The California man who opened fire on a Poway synagogue in a 2019 attack that killed one person and wounded others pleaded guilty to more than 100 federal hate crime charges Friday.
John T. Earnest, 22, earlier this year pleaded guilty to state counts and agreed to a sentence of life in prison without the possibility of parole.
Federal prosecutors and Earnest will jointly recommend a life sentence plus 30 years, the U.S. Attorney's Office for the Southern District of California said. Earnest pleaded guilty to a 113-count indictment.
Earnest walked into the Chabad of Poway synagogue north of San Diego with a Smith & Wesson M&P 15 rifle and opened fire, killing Lori Gilbert-Kaye, 60, and wounding the rabbi, an 8-year-old girl and her uncle.

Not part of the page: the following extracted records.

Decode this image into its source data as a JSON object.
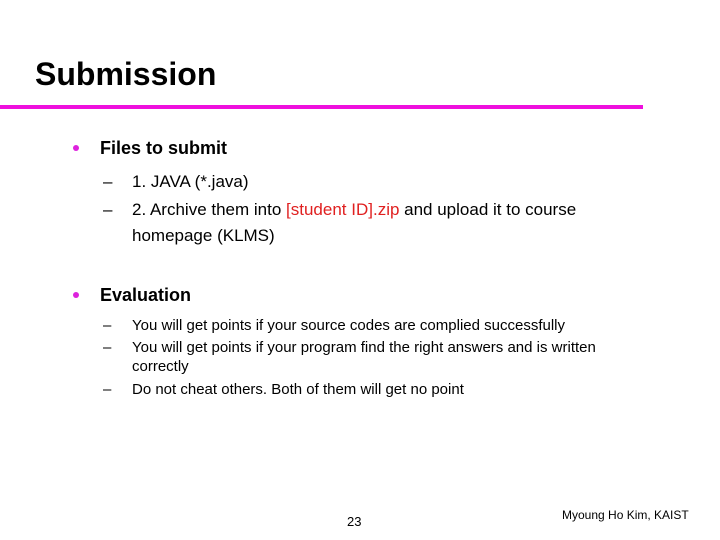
{
  "slide": {
    "title": "Submission",
    "accent_color": "#ee10dd",
    "highlight_color": "#e02020",
    "sections": [
      {
        "heading": "Files to submit",
        "items": [
          {
            "text": "1. JAVA (*.java)"
          },
          {
            "pre": "2. Archive them into ",
            "highlight": "[student ID].zip",
            "post": " and upload it to course",
            "cont": "homepage (KLMS)"
          }
        ]
      },
      {
        "heading": "Evaluation",
        "items": [
          {
            "text": "You will get points if your source codes are complied successfully"
          },
          {
            "text": "You will get points if your program find the right answers and is written",
            "cont": "correctly"
          },
          {
            "text": "Do not cheat others. Both of them will get no point"
          }
        ]
      }
    ],
    "page_number": "23",
    "author": "Myoung Ho Kim, KAIST",
    "dash_glyph": "–"
  }
}
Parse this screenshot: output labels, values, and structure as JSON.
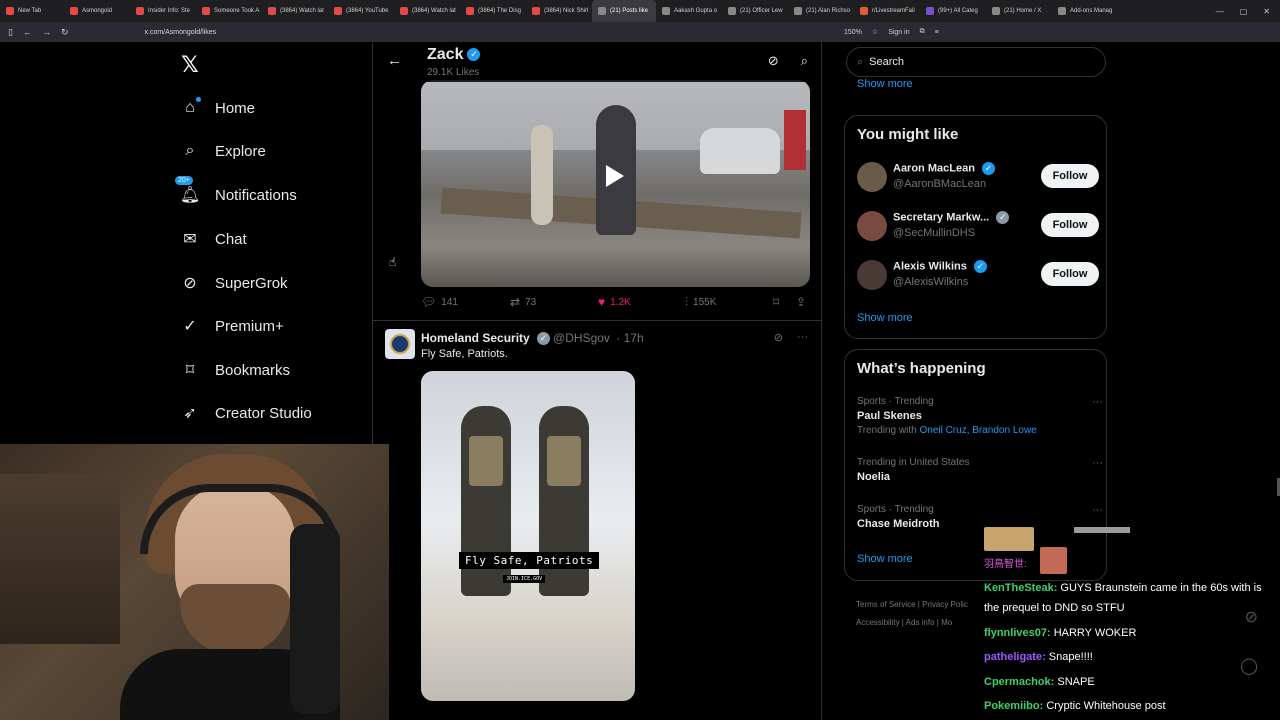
{
  "browser": {
    "tabs": [
      {
        "label": "New Tab",
        "color": "#e04a4a"
      },
      {
        "label": "Asmongold",
        "color": "#e04a4a"
      },
      {
        "label": "Insider Info: Ste",
        "color": "#e04a4a"
      },
      {
        "label": "Someone Took A",
        "color": "#e04a4a"
      },
      {
        "label": "(3864) Watch lat",
        "color": "#e04a4a"
      },
      {
        "label": "(3864) YouTube",
        "color": "#e04a4a"
      },
      {
        "label": "(3864) Watch lat",
        "color": "#e04a4a"
      },
      {
        "label": "(3864) The Disg",
        "color": "#e04a4a"
      },
      {
        "label": "(3864) Nick Shirl",
        "color": "#e04a4a"
      },
      {
        "label": "(21) Posts like",
        "color": "#888888",
        "active": true
      },
      {
        "label": "Aakash Gupta o",
        "color": "#888888"
      },
      {
        "label": "(21) Officer Lew",
        "color": "#888888"
      },
      {
        "label": "(21) Alan Richso",
        "color": "#888888"
      },
      {
        "label": "r/LivestreamFail",
        "color": "#e06030"
      },
      {
        "label": "(99+) All Categ",
        "color": "#7a4fd0"
      },
      {
        "label": "(21) Home / X",
        "color": "#888888"
      },
      {
        "label": "Add-ons Manag",
        "color": "#888888"
      }
    ],
    "url": "x.com/Asmongold/likes",
    "zoom": "150%",
    "sign_in": "Sign in"
  },
  "leftnav": {
    "items": [
      {
        "label": "Home",
        "icon": "home-icon"
      },
      {
        "label": "Explore",
        "icon": "search-icon"
      },
      {
        "label": "Notifications",
        "icon": "bell-icon",
        "badge": "20+"
      },
      {
        "label": "Chat",
        "icon": "mail-icon"
      },
      {
        "label": "SuperGrok",
        "icon": "grok-icon"
      },
      {
        "label": "Premium+",
        "icon": "verified-icon"
      },
      {
        "label": "Bookmarks",
        "icon": "bookmark-icon"
      },
      {
        "label": "Creator Studio",
        "icon": "rocket-icon"
      }
    ]
  },
  "header": {
    "name": "Zack",
    "likes": "29.1K Likes"
  },
  "post1": {
    "stats": {
      "replies": "141",
      "reposts": "73",
      "likes": "1.2K",
      "views": "155K"
    }
  },
  "post2": {
    "author": "Homeland Security",
    "handle": "@DHSgov",
    "time": "· 17h",
    "text": "Fly Safe, Patriots.",
    "caption": "Fly Safe, Patriots",
    "caption_sub": "JOIN.ICE.GOV"
  },
  "sidebar": {
    "search_placeholder": "Search",
    "show_more_top": "Show more",
    "who_title": "You might like",
    "who": [
      {
        "name": "Aaron MacLean",
        "handle": "@AaronBMacLean",
        "follow": "Follow"
      },
      {
        "name": "Secretary Markw...",
        "handle": "@SecMullinDHS",
        "follow": "Follow"
      },
      {
        "name": "Alexis Wilkins",
        "handle": "@AlexisWilkins",
        "follow": "Follow"
      }
    ],
    "who_show_more": "Show more",
    "happening_title": "What’s happening",
    "trends": [
      {
        "category": "Sports · Trending",
        "name": "Paul Skenes",
        "with_prefix": "Trending with",
        "with": "Oneil Cruz, Brandon Lowe"
      },
      {
        "category": "Trending in United States",
        "name": "Noelia"
      },
      {
        "category": "Sports · Trending",
        "name": "Chase Meidroth"
      }
    ],
    "happening_show_more": "Show more",
    "footer_line1": "Terms of Service  |  Privacy Polic",
    "footer_line2": "Accessibility  |  Ads info  |  Mo"
  },
  "chat": {
    "top_label": "羽鳥智世:",
    "messages": [
      {
        "user": "KenTheSteak:",
        "text": "GUYS Braunstein came in the 60s with is the prequel to DND so STFU",
        "color": "#3ed06b"
      },
      {
        "user": "flynnlives07:",
        "text": "HARRY WOKER",
        "color": "#3ed06b"
      },
      {
        "user": "patheligate:",
        "text": "Snape!!!!",
        "color": "#9b59ff"
      },
      {
        "user": "Cpermachok:",
        "text": "SNAPE",
        "color": "#3ed06b"
      },
      {
        "user": "Pokemiibo:",
        "text": "Cryptic Whitehouse post",
        "color": "#3ed06b"
      }
    ]
  }
}
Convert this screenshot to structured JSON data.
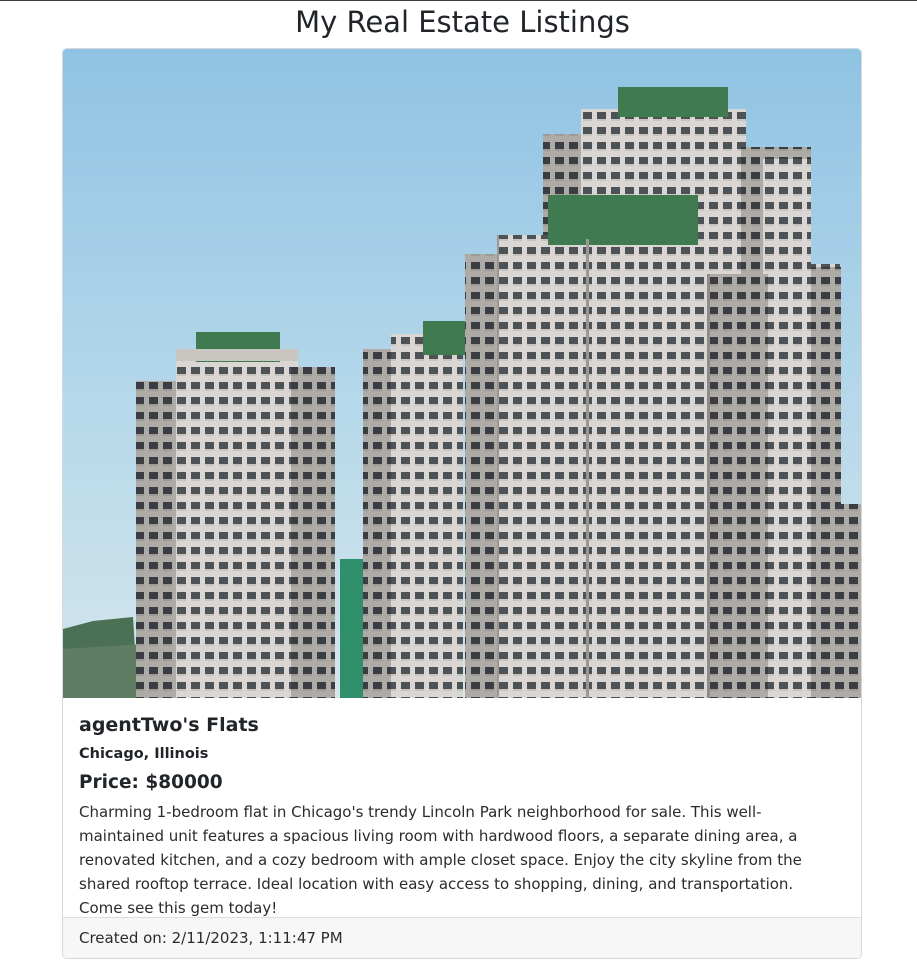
{
  "page": {
    "title": "My Real Estate Listings"
  },
  "listing": {
    "title": "agentTwo's Flats",
    "location": "Chicago, Illinois",
    "price": "Price: $80000",
    "description": "Charming 1-bedroom flat in Chicago's trendy Lincoln Park neighborhood for sale. This well-maintained unit features a spacious living room with hardwood floors, a separate dining area, a renovated kitchen, and a cozy bedroom with ample closet space. Enjoy the city skyline from the shared rooftop terrace. Ideal location with easy access to shopping, dining, and transportation. Come see this gem today!",
    "created": "Created on: 2/11/2023, 1:11:47 PM",
    "image_subject": "high-rise apartment towers with green rooftops against blue sky"
  },
  "colors": {
    "sky_top": "#9dcbe6",
    "sky_bottom": "#cfe3ec",
    "building_light": "#d9d6d3",
    "building_shade": "#a9a6a3",
    "roof_green": "#3f7a50",
    "hill_green": "#4c7053",
    "scaffold_green": "#2f8f6a"
  }
}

He fled and called 911, saying that he was the shooter and that the Jewish people were "destroying the white race," officials have said. He also wrote a hate-filled manifesto that was posted online before the attack.
In a plea agreement, Earnest admitted to planning the April 27, 2019, attack for weeks, prosecutors said. He wore what was described as a chest rig with five additional 10-round ammunition magazines.
Earnest fired the 10-round magazine in the rifle until it was empty, and he tried to reload it but was unsuccessful as congregants rushed to confront him and then he fled, the FBI has said.
He also admitted to setting fire to a mosque in Escondido, California, in March 2019. No one was hurt.
Sentencing in the state case has been scheduled for Sept. 30. Online court records did not appear to show when sentencing is scheduled in the federal case.
The state plea agreement avoided the possibility of the death penalty. The agreed-upon sentence in that case is life in prison without the possibility of parole plus 121 years, the district attorney has said.
The federal crimes carried the possibility of a death sentence, but on Aug. 30, prosecutors filed a notice with the court they would not seek it.
"This nation stands with Lori Gilbert Kaye’s family and the survivors of these unspeakable acts of terror,” said Randy S. Grossman, acting U.S. attorney for the southern district of California.
“We emphatically reject the defendant’s hate, racism and prejudice, and we hope the conclusion of this case brings some measure of comfort to all those affected by his heinous crimes," he said.